Несостоявшееся свидание с победой
Несостоявшееся свидание с победой
Столь ожидаемая победа застала Эренбурга в самом плачевном состоянии. Он столько на нее работал, а когда она стала явью, его на пир не пригласили. После статьи в «Правде», обвинившей его в «упрощенчестве», о поездке в Берлин не могло быть и речи. Выстраданное им детище, «Черная книга», продолжает свой тернистый путь без него.
Москва угнетает его. Здесь, в непосредственной близости от Кремля, от советских редакций, он особенно остро ощущает свою вынужденную изоляцию. Война физически измучила его — ведь для него она началась еще в Барселоне и длилась целых девять лет, а яростная ненависть, глашатаем которой он сделался за все эти годы, опустошила его духовно. Статья Александрова в «Правде» стала последней каплей. Он, как и многие, вернувшиеся с фронта, с опаской думает о послевоенной жизни.
Во-первых, где она будет протекать, эта его жизнь? Неужели он обречен безвылазно сидеть в Москве, навсегда распрощаться с Парижем? Эренбург, как и вся советская интеллигенция, еще надеется, что связи, завязавшиеся, казалось бы, так прочно между СССР и Западом во время войны, будут и дальше крепнуть. А пока надо как-то справляться с горечью, и лучшим средством для этого было решение покинуть столицу. Он отправляется в Ленинград по приглашению еврейской общины, чтобы присоединиться к молебну в Большой синагоге по случаю окончания войны: «Вы, тов. Эренбург, являетесь гордостью еврейского народа. Во время войны евреи всего мира нашли в Вас человека, с гневом и болью говорящего миру о горькой судьбе еврейства»[448]. В городе-мученике, ставшем символом стойкости русского народа, Эренбург встречается со своей первой любовью Елизаветой Полонской, с поэтессой Ольгой Берггольц, остававшейся во время блокады в городе и своими стихами поддерживавшей дух осажденных. В 1938 году вместе с мужем Берггольц была арестована; в 1940-м ее выпустили, но муж пропал без вести. Теперь, в 1945-м, она спрашивает Эренбурга: «Как вы думаете, все это может повториться?» Он ответил — нет, этого быть не может, но голосу его недостает уверенности. Из Ленинграда он отправляется в свой родной Киев. Там его как громом поражает новость: на месте массового убийства евреев, в Бабьем Яру, началось строительство колхозного рынка. Он тут же пишет письмо Первому секретарю компартии Украины Никите Хрущеву. Ответ не заставил себя ждать: «Советую вам не вмешиваться в дела, которые вас не касаются. Пишите лучше хорошие романы»[449].

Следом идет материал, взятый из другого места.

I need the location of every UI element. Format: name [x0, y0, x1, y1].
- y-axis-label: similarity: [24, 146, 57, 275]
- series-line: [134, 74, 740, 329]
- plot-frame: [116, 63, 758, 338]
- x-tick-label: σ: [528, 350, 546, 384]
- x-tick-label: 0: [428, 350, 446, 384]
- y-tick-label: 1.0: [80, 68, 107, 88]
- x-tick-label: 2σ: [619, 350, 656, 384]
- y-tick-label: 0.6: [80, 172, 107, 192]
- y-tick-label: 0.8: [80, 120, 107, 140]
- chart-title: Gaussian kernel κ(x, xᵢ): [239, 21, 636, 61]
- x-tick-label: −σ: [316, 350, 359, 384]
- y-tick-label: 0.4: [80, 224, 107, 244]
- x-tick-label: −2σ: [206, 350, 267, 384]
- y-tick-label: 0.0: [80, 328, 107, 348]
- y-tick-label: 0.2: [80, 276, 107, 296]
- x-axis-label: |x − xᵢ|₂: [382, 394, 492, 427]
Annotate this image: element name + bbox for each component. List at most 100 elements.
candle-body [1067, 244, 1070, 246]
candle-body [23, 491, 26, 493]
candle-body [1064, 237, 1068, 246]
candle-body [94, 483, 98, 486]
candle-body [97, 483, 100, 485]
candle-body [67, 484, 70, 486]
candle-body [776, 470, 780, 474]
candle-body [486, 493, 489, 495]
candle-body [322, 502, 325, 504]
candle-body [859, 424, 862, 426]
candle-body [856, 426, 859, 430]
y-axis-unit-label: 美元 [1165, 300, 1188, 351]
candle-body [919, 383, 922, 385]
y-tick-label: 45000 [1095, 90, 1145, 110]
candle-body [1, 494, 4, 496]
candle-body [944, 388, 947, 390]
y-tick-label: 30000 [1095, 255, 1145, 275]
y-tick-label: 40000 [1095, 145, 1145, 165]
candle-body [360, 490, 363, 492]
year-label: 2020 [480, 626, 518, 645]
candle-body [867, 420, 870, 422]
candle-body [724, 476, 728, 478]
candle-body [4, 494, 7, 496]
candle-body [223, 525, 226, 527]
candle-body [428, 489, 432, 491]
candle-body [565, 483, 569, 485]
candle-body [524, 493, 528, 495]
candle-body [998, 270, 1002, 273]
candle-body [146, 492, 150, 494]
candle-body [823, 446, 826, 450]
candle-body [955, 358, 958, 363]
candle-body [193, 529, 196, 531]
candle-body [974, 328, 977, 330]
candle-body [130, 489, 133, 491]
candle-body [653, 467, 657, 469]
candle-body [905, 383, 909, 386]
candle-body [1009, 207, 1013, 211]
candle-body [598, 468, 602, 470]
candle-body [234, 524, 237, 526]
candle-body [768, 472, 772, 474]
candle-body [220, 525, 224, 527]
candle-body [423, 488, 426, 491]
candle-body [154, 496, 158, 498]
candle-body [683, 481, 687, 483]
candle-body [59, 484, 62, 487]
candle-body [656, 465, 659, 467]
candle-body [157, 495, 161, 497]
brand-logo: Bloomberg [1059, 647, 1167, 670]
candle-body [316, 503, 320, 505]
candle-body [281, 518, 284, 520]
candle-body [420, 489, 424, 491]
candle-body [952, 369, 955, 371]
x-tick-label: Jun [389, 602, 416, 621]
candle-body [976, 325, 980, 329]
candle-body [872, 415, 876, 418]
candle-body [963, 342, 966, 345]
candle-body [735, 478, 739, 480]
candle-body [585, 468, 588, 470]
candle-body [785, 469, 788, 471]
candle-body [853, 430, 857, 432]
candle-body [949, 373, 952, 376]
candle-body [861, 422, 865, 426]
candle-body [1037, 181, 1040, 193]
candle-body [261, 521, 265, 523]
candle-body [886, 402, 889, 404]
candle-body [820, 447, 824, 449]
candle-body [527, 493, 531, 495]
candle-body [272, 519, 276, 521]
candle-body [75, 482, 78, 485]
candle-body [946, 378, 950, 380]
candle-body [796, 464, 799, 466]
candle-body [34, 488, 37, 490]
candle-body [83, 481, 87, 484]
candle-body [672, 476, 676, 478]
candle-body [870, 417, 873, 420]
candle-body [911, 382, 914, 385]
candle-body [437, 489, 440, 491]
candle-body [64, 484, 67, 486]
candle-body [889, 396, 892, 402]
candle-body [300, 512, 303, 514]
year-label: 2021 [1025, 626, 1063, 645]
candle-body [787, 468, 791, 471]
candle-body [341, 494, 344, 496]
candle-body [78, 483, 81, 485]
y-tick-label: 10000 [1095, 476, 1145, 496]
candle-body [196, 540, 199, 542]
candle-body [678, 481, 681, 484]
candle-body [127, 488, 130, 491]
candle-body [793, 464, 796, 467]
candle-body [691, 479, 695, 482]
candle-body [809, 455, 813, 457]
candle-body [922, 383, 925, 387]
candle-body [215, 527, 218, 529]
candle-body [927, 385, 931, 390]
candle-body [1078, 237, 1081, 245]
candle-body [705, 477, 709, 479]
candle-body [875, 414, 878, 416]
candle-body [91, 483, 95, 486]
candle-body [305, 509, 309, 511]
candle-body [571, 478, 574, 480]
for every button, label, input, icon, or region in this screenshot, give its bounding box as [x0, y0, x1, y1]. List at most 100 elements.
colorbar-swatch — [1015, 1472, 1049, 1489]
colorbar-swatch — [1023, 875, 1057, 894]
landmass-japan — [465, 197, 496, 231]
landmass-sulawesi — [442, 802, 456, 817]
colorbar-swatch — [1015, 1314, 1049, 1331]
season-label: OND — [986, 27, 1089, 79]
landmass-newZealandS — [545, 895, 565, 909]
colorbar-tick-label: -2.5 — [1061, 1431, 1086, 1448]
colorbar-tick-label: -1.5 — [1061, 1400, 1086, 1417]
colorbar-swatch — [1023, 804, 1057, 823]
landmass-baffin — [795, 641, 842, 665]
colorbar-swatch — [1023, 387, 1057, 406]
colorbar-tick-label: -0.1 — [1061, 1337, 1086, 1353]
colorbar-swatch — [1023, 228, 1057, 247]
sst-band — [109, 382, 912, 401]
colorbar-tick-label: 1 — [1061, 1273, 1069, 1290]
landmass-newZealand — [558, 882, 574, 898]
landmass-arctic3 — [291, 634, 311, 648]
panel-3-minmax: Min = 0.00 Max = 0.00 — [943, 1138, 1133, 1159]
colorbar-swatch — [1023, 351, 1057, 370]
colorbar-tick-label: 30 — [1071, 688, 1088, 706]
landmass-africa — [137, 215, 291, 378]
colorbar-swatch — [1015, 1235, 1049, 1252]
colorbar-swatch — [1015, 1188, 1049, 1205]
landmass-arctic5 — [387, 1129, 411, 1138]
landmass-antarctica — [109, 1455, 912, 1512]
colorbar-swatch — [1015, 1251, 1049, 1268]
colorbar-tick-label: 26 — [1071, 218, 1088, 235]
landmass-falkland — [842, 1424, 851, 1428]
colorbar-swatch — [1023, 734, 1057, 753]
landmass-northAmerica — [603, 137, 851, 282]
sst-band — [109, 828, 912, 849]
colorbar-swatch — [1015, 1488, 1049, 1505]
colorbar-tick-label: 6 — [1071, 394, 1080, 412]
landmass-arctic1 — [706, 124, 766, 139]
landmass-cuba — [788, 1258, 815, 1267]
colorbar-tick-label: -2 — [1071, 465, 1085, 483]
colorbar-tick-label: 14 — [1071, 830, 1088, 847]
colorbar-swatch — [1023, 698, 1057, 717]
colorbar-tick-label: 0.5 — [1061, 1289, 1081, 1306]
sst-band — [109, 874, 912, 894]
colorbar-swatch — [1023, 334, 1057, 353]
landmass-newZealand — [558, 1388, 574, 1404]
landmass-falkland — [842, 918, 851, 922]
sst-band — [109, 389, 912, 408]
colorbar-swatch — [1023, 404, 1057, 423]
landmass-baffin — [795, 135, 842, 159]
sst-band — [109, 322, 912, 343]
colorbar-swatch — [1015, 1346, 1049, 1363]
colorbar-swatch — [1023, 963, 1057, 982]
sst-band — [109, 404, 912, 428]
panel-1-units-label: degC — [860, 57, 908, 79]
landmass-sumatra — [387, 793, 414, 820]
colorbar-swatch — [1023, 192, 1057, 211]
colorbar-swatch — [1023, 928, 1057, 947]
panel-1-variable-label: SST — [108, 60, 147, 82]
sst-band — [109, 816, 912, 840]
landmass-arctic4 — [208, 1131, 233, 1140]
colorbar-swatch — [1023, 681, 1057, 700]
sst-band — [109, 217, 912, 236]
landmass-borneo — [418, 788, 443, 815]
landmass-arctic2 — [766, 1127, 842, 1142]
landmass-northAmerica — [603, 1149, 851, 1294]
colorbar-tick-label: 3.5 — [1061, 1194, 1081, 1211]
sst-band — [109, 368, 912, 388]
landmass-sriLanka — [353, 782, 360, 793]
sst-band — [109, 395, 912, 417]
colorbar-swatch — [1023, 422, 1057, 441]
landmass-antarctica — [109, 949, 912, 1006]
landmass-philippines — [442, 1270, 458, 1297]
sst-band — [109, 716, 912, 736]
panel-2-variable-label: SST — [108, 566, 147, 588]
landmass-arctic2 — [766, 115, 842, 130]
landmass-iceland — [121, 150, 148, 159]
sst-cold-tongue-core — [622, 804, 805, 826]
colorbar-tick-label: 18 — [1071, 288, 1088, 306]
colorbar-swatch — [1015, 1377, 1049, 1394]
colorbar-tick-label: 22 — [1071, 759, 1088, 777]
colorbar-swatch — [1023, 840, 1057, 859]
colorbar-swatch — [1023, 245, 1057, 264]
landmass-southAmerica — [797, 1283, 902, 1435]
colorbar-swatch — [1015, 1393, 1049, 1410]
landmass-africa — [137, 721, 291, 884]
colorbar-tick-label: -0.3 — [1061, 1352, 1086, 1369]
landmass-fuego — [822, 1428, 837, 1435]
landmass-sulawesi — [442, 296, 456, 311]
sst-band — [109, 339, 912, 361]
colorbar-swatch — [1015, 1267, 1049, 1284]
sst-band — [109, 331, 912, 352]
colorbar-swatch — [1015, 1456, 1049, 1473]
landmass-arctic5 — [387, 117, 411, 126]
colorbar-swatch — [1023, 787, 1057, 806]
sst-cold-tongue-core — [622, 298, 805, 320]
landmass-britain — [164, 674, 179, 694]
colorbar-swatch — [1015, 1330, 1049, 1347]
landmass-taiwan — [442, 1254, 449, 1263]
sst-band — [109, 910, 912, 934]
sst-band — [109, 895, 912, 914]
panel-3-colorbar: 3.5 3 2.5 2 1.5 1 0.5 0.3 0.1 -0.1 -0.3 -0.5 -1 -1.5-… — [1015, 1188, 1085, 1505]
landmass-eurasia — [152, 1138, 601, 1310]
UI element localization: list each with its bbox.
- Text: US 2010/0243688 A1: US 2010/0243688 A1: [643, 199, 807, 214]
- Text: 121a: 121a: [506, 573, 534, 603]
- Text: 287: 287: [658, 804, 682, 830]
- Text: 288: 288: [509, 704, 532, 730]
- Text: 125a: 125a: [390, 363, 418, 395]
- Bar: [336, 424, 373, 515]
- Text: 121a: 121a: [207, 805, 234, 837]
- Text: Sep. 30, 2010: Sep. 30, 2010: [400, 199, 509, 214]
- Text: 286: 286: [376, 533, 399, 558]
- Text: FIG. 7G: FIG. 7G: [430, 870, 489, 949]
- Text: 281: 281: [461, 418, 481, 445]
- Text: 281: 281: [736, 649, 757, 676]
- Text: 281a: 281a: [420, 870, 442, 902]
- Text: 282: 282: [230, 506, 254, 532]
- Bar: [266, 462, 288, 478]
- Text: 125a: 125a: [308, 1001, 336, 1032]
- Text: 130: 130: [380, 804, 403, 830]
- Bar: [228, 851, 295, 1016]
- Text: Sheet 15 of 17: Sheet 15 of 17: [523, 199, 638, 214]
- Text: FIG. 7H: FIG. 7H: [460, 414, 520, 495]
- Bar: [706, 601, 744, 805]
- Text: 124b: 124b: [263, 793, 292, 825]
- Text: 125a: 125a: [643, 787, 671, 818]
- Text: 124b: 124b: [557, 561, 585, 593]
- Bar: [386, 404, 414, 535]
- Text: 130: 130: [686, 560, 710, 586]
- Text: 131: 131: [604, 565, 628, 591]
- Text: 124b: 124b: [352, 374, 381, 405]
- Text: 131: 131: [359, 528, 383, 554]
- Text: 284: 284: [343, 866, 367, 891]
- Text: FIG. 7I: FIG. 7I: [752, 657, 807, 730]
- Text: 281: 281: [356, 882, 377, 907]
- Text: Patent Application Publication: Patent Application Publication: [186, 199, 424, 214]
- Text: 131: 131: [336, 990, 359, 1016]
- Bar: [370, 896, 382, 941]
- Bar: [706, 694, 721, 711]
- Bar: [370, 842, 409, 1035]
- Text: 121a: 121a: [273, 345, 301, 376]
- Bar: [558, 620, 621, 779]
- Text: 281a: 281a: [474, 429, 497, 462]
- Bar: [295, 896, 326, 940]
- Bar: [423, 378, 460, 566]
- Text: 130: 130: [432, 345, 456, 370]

Писать романы… Желания ему не занимать. С 1944 года он вынашивает замысел — описать судьбу евреев в военные годы. Писатели, освободившиеся от страха, от пут бессодержательной риторики, вдохновленные титанической битвой народа, готовы помериться силами с великими классиками прошлого. Так появились «Доктор Живаго» Бориса Пастернака, «Жизнь и судьба» Василия Гроссмана. Насколько замысел Эренбурга может по своей глубине и размаху сравниться с этими произведениями, отразить эпоху, уловить ее трагическое дыхание? Он медлит, колеблется, но замысел создать памятник своему народу, который заменит так и не поставленный над Бабьим Яром монумент, не покидает его.
Но ему вовсе не улыбается мысль закрыться в своем кабинете. Он охотно откликается на приглашения, поступающие со всех концов страны, отправляется в дорогу, чтобы прочесть доклад, побывать на открытии библиотеки, встретиться с солдатами. Пока наконец сам Г. Александров сообщает ему, что он приглашен в гости болгарскими товарищами, а болгарское Еврейское общество приняло решение отныне называться именем Эренбурга.